グリーン調達基準とその付属書類に用語の定義や説明がある7社のうち”不純物”がある会社は4社ありました。

最も短い ”不純物”の定義は、
・天然原料中に含有され、工業材料として製造される過程で除去しきれない物質。

一方、最も長い ”不純物” の定義は、
・ 天然素材中に含有され、商用材料として精製される過程で現在の工業技術水準で除去しきれない物質、合成反応の過程で生じた副生成物および触媒残渣など、現在の工業技術水準で除去しきれない物質であって、最終製品形態に何らかの性能発現を目的に意図して添加されたもの以外の化学物質を指します。主原料と区別するために「不純物」と呼称されるものであっても、意図的に添加される場合には、本基準書では「不純物」として扱いません。

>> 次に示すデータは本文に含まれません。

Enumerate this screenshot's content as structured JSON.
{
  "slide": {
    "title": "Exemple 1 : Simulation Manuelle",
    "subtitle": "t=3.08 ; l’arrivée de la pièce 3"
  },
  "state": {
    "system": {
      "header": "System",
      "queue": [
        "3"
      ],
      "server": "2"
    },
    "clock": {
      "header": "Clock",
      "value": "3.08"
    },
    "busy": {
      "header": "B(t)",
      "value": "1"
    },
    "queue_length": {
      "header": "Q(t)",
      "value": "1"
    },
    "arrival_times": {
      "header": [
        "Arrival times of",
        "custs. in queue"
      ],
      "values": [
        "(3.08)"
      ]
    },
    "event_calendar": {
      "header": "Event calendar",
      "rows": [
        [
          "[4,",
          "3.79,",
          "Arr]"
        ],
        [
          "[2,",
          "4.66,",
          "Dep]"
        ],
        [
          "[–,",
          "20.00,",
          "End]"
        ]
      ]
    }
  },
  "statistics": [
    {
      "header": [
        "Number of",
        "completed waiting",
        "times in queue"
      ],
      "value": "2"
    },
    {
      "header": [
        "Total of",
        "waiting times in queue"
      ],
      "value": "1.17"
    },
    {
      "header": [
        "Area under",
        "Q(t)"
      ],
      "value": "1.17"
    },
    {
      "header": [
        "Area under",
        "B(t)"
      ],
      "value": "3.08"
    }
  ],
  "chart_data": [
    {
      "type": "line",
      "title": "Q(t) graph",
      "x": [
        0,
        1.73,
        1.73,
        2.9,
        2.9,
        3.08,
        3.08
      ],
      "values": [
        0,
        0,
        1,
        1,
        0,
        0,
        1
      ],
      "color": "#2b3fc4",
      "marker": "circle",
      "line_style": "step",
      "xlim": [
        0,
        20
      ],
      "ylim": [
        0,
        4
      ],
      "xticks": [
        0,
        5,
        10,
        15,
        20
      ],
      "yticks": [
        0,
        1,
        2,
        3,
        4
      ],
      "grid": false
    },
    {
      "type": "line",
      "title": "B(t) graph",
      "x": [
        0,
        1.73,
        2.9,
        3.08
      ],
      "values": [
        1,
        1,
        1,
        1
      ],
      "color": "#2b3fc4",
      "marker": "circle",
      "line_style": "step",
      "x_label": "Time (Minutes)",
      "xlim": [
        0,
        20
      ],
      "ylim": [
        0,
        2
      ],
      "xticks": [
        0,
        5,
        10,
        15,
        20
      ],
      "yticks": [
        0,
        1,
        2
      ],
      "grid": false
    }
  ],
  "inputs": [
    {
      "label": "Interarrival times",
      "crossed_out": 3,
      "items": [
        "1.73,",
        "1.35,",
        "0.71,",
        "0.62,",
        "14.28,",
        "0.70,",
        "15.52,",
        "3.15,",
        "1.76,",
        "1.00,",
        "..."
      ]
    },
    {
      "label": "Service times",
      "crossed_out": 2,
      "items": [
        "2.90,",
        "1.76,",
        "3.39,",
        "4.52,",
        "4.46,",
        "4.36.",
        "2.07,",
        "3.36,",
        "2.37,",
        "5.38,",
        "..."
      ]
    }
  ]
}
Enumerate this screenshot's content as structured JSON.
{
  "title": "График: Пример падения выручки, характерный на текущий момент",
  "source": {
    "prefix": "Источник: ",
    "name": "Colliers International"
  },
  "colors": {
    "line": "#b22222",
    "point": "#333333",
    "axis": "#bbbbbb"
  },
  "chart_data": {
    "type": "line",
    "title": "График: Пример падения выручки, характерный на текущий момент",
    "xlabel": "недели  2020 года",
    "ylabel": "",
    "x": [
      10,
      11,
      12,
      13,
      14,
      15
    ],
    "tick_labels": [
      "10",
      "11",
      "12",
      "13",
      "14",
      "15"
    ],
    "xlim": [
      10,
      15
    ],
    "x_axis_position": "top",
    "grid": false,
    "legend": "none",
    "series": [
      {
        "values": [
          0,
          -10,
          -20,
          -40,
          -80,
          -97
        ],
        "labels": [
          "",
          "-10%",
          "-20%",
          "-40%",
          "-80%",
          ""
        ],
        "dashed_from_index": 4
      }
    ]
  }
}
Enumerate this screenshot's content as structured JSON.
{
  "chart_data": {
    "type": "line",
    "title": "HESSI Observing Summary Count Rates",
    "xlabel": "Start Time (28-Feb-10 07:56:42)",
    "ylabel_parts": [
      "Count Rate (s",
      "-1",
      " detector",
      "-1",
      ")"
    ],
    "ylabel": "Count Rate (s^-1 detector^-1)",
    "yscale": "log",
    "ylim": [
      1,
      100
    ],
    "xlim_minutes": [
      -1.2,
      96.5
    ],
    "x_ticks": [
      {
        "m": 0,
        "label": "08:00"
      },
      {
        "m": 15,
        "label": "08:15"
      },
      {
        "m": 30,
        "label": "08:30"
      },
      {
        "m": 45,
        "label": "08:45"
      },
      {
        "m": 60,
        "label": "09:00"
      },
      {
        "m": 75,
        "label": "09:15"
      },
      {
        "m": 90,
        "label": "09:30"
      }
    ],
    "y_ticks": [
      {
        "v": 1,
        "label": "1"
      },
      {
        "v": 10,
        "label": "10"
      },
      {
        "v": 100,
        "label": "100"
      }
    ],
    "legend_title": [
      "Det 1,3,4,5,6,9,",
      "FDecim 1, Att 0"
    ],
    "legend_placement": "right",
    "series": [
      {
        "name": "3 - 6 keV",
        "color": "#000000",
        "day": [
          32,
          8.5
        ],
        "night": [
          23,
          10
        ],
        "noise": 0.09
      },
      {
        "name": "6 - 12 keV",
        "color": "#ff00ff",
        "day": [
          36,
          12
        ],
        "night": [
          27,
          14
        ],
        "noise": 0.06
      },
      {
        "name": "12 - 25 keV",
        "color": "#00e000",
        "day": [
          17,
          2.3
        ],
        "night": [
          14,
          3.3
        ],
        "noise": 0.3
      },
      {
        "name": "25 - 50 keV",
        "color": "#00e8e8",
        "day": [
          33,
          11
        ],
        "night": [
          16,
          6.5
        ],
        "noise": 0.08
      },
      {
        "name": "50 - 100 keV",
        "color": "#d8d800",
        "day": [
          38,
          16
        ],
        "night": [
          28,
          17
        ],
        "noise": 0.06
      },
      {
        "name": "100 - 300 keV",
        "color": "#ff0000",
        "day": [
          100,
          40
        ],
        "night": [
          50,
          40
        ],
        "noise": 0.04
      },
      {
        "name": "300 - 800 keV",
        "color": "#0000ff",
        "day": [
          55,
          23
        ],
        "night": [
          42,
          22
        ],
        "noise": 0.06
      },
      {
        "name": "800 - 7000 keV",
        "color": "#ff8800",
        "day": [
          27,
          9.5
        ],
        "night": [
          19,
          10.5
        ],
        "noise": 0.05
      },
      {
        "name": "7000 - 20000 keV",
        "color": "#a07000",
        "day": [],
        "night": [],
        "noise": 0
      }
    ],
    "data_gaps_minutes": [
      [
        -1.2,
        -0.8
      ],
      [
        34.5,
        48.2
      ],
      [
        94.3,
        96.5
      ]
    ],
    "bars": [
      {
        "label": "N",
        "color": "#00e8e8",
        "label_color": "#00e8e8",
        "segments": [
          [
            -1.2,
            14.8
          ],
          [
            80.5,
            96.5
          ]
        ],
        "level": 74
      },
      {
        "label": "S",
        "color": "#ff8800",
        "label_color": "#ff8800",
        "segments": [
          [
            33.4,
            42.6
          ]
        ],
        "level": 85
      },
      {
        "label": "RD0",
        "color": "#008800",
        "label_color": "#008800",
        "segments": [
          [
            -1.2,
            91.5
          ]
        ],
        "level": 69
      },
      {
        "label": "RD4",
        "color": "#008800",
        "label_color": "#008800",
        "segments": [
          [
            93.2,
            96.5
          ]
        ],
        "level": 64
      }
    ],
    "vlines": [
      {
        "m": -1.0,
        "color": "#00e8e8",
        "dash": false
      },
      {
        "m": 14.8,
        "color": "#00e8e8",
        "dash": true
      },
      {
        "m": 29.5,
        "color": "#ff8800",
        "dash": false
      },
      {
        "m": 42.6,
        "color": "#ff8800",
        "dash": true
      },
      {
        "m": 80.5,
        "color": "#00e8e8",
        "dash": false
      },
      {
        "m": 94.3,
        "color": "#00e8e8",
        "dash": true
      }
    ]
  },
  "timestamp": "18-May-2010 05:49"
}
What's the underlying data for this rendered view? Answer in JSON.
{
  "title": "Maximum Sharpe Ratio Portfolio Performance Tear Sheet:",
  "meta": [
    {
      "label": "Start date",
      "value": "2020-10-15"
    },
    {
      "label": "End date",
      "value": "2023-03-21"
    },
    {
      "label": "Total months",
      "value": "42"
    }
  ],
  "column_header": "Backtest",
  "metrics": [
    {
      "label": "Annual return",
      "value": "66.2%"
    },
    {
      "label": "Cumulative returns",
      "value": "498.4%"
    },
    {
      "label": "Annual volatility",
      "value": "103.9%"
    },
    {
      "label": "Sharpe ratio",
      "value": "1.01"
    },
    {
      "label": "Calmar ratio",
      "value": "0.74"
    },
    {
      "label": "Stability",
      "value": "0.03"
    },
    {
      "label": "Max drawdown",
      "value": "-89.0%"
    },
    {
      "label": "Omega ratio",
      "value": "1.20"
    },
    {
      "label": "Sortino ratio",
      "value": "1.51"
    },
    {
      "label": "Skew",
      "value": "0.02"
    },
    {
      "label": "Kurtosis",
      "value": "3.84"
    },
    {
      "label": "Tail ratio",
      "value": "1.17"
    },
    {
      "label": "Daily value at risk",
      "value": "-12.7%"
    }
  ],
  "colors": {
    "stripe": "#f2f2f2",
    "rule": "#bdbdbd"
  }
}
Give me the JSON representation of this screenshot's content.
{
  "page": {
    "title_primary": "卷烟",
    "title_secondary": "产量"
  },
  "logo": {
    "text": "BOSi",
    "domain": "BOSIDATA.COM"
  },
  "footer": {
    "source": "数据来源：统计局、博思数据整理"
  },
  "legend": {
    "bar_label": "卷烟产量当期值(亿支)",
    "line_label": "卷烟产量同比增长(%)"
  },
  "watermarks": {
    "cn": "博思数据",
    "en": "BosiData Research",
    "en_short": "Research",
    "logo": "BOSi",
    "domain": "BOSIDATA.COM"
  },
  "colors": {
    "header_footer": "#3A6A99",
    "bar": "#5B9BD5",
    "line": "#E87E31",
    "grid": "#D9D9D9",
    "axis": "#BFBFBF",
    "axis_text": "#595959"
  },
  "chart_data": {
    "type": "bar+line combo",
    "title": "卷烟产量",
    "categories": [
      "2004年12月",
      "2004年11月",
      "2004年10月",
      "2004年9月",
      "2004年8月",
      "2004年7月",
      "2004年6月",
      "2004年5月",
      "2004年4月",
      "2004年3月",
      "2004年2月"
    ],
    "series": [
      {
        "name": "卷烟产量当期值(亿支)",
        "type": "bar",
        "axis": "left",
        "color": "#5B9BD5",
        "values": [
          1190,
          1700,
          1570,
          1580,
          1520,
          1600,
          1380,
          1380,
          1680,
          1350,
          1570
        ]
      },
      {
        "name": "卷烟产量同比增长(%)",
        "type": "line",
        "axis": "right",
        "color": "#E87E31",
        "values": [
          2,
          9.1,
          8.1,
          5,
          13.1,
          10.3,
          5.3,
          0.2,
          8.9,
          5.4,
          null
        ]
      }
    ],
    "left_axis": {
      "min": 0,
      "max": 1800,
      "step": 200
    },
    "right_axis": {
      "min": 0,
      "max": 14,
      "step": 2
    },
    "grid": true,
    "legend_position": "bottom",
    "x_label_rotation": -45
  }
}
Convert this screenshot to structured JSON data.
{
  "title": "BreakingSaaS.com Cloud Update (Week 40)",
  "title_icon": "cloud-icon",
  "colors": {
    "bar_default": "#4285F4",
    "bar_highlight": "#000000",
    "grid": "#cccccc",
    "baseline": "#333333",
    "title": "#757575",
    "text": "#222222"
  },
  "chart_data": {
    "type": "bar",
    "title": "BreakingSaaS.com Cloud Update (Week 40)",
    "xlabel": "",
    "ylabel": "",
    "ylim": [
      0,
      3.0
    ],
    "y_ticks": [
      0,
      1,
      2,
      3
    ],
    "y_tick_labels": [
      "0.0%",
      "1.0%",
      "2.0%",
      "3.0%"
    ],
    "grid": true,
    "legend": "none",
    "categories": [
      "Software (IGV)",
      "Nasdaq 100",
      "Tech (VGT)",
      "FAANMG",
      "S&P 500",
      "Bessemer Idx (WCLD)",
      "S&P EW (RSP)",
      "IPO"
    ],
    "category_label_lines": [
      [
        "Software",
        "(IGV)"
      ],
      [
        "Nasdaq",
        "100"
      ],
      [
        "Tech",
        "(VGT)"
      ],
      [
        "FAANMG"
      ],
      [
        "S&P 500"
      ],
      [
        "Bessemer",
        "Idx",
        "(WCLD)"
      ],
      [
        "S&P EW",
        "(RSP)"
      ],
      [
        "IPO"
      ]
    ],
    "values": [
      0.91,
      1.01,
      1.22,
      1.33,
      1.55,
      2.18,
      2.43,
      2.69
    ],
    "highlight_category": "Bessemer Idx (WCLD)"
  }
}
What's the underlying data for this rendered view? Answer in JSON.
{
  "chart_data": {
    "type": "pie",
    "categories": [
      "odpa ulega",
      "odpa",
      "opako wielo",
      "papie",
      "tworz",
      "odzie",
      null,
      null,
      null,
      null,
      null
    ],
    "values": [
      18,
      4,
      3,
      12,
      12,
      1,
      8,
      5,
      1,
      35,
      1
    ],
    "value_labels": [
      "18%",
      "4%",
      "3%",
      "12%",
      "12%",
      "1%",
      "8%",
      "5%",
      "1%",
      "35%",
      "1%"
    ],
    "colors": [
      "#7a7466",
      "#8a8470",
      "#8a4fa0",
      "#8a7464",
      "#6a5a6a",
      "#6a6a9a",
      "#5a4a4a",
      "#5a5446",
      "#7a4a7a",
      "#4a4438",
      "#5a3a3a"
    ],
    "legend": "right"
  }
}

いや”含有”の時以上に説明の長さが違います。ただ、この二つを比較するとこの2社における不純物の定義は、明らかに違います。
短い方の会社の定義では、不純物は天然原材料に含まれているものだけを指すと読めます。一方長い方の会社の定義では、天然原材料の不純物だけでなく、合成反応の際の副生成物や触媒残差も含まれます。

管理人は、短い文章の会社でも、きっと合成反応における除ききれない副生成物も不純物というんだろうなという気がするのですが、文章上は明らかに異なります。管理人、細かいねと突っ込まないでくださいね。

それと長い文章表現をしている会社の、
「主原料と区別するために「不純物」と呼称されるものであっても、意図的に添加される場合には、本基準書では「不純物」として扱いません。」
の部分は、半導体のドーパントを日本語では不純物と呼称するので、そのことを説明するためのものだと思います。

用語:含有の場合、どこの会社でもほとんど意味の内容は同じでしたが、不純物は違いましたね。